I also got to hang out with a dear friend of mine. I don’t see Pam enough and really do cherish the infrequent moments we share. Too bad I spent the weekend with a dark cloud over my head. I should probably call and apologize.

I should apologize to both of them. I’m sure I wasn’t the person with whom they had planned on spending the weekend. While I don’t believe I spoiled the weekend for them, I didn’t make it any better. (You have to understand, these girls can find a way to have fun at an embalming…)

I think I’ll call Pam now and get Terri flowers and a card on my way home. Probably ought to pick up a bottle of wine and something for dinner also.

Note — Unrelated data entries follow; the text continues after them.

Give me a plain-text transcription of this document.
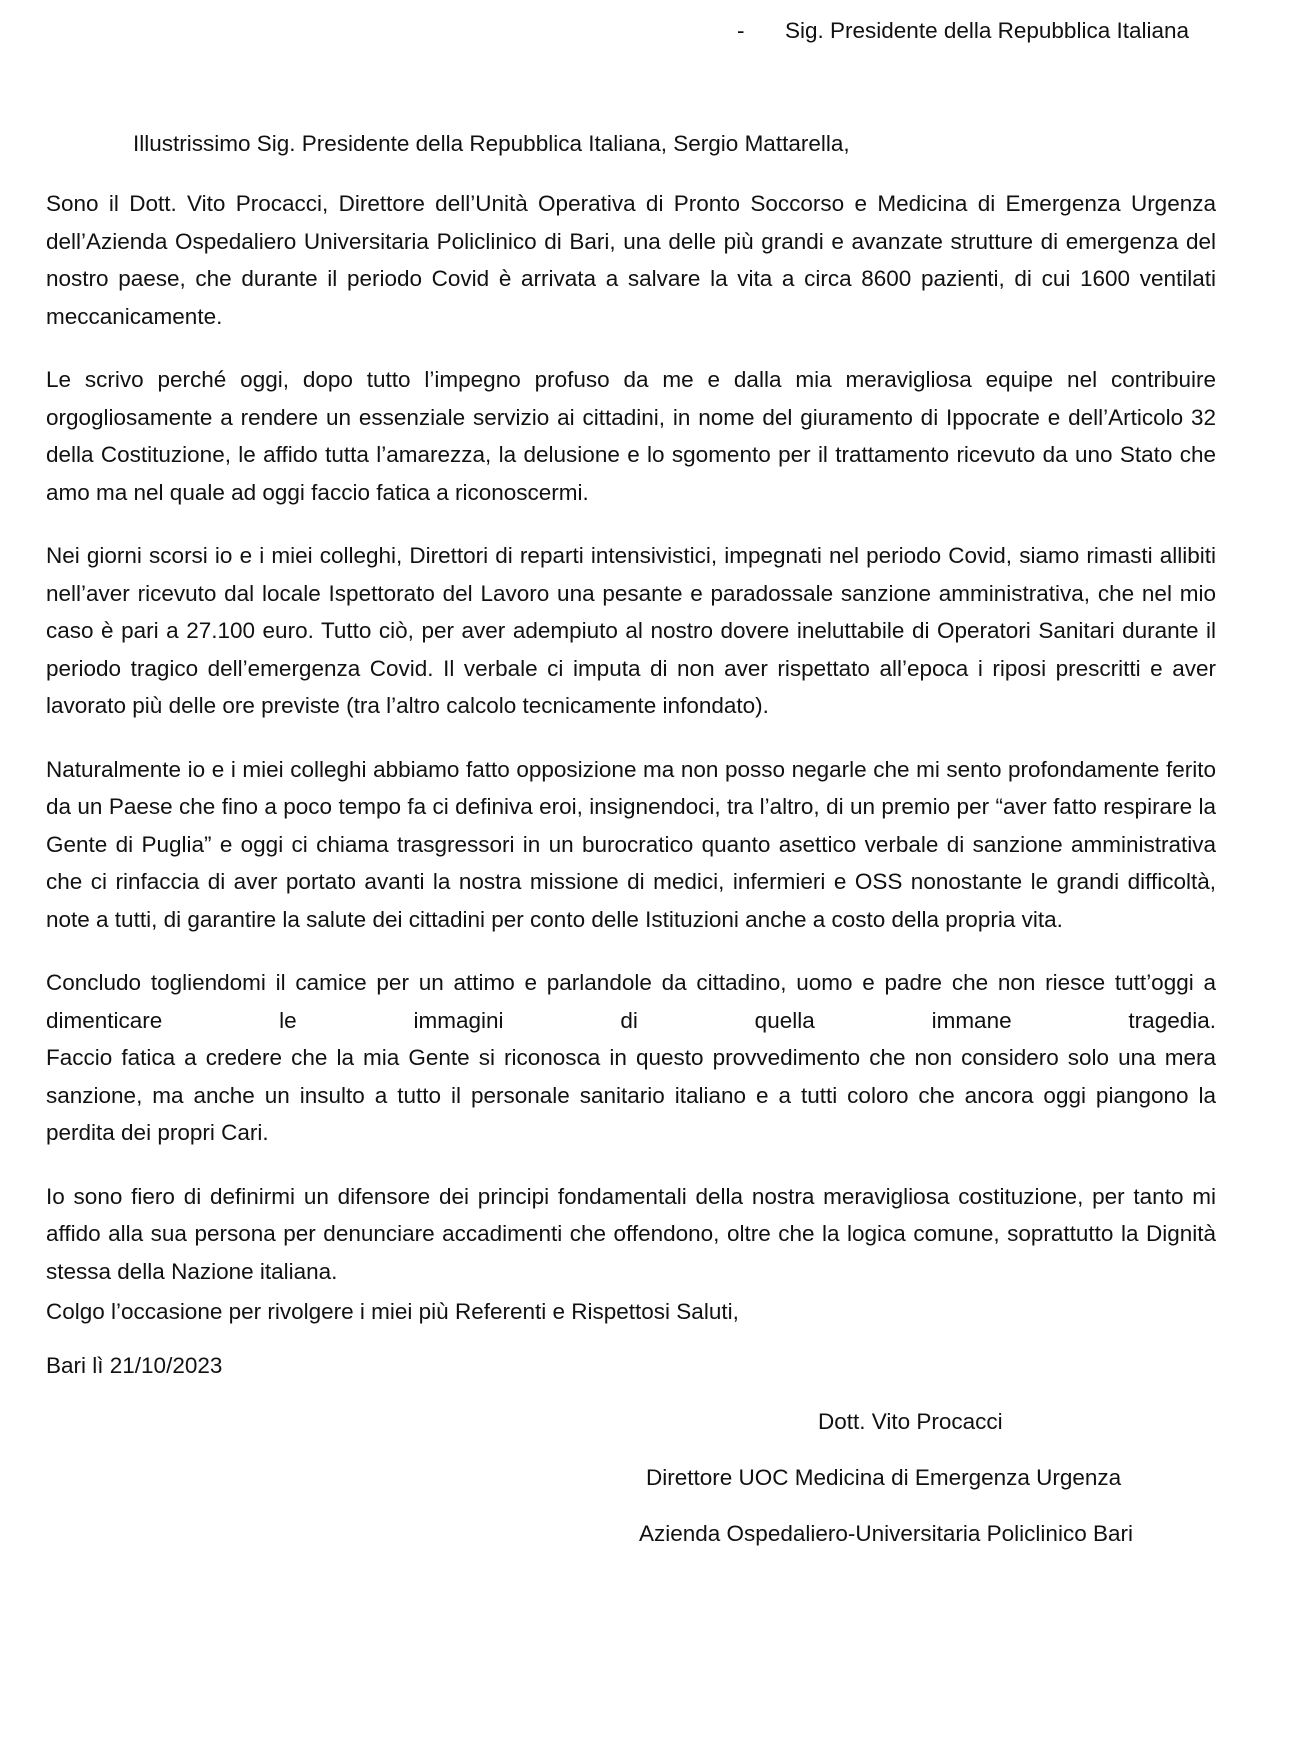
- Sig. Presidente della Repubblica Italiana
Illustrissimo Sig. Presidente della Repubblica Italiana, Sergio Mattarella,

Sono il Dott. Vito Procacci, Direttore dell’Unità Operativa di Pronto Soccorso e Medicina di Emergenza Urgenza dell’Azienda Ospedaliero Universitaria Policlinico di Bari, una delle più grandi e avanzate strutture di emergenza del nostro paese, che durante il periodo Covid è arrivata a salvare la vita a circa 8600 pazienti, di cui 1600 ventilati meccanicamente.

Le scrivo perché oggi, dopo tutto l’impegno profuso da me e dalla mia meravigliosa equipe nel contribuire orgogliosamente a rendere un essenziale servizio ai cittadini, in nome del giuramento di Ippocrate e dell’Articolo 32 della Costituzione, le affido tutta l’amarezza, la delusione e lo sgomento per il trattamento ricevuto da uno Stato che amo ma nel quale ad oggi faccio fatica a riconoscermi.

Nei giorni scorsi io e i miei colleghi, Direttori di reparti intensivistici, impegnati nel periodo Covid, siamo rimasti allibiti nell’aver ricevuto dal locale Ispettorato del Lavoro una pesante e paradossale sanzione amministrativa, che nel mio caso è pari a 27.100 euro. Tutto ciò, per aver adempiuto al nostro dovere ineluttabile di Operatori Sanitari durante il periodo tragico dell’emergenza Covid. Il verbale ci imputa di non aver rispettato all’epoca i riposi prescritti e aver lavorato più delle ore previste (tra l’altro calcolo tecnicamente infondato).

Naturalmente io e i miei colleghi abbiamo fatto opposizione ma non posso negarle che mi sento profondamente ferito da un Paese che fino a poco tempo fa ci definiva eroi, insignendoci, tra l’altro, di un premio per “aver fatto respirare la Gente di Puglia” e oggi ci chiama trasgressori in un burocratico quanto asettico verbale di sanzione amministrativa che ci rinfaccia di aver portato avanti la nostra missione di medici, infermieri e OSS nonostante le grandi difficoltà, note a tutti, di garantire la salute dei cittadini per conto delle Istituzioni anche a costo della propria vita.

Concludo togliendomi il camice per un attimo e parlandole da cittadino, uomo e padre che non riesce tutt’oggi a dimenticare le immagini di quella immane tragedia.

Faccio fatica a credere che la mia Gente si riconosca in questo provvedimento che non considero solo una mera sanzione, ma anche un insulto a tutto il personale sanitario italiano e a tutti coloro che ancora oggi piangono la perdita dei propri Cari.

Io sono fiero di definirmi un difensore dei principi fondamentali della nostra meravigliosa costituzione, per tanto mi affido alla sua persona per denunciare accadimenti che offendono, oltre che la logica comune, soprattutto la Dignità stessa della Nazione italiana.

Colgo l’occasione per rivolgere i miei più Referenti e Rispettosi Saluti,
Bari lì 21/10/2023
Dott. Vito Procacci
Direttore UOC Medicina di Emergenza Urgenza
Azienda Ospedaliero-Universitaria Policlinico Bari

I’m still not going back to TriF*ckta.

2 Comments:

Blogger EweSF said...

This comment has been removed by a blog administrator.

9:03 AM  
Blogger EweSF said...

There I was, knee deep in a rice paddy...oh wait, that's L&H not me. I found your blog and saw all those lonely little "0 Comments" so I thought I'd add one to let you and the world know that at least one person read your blog. I've bookmarked it so I can eventually read episode two of the vehicle registration nazi (episode one is still only in verbal form, for anyone other than the Reverend reading this). And even though I'll be there (Clear Fork, Ar-Kansas) the retelling is sometimes even more entertaining. On-out.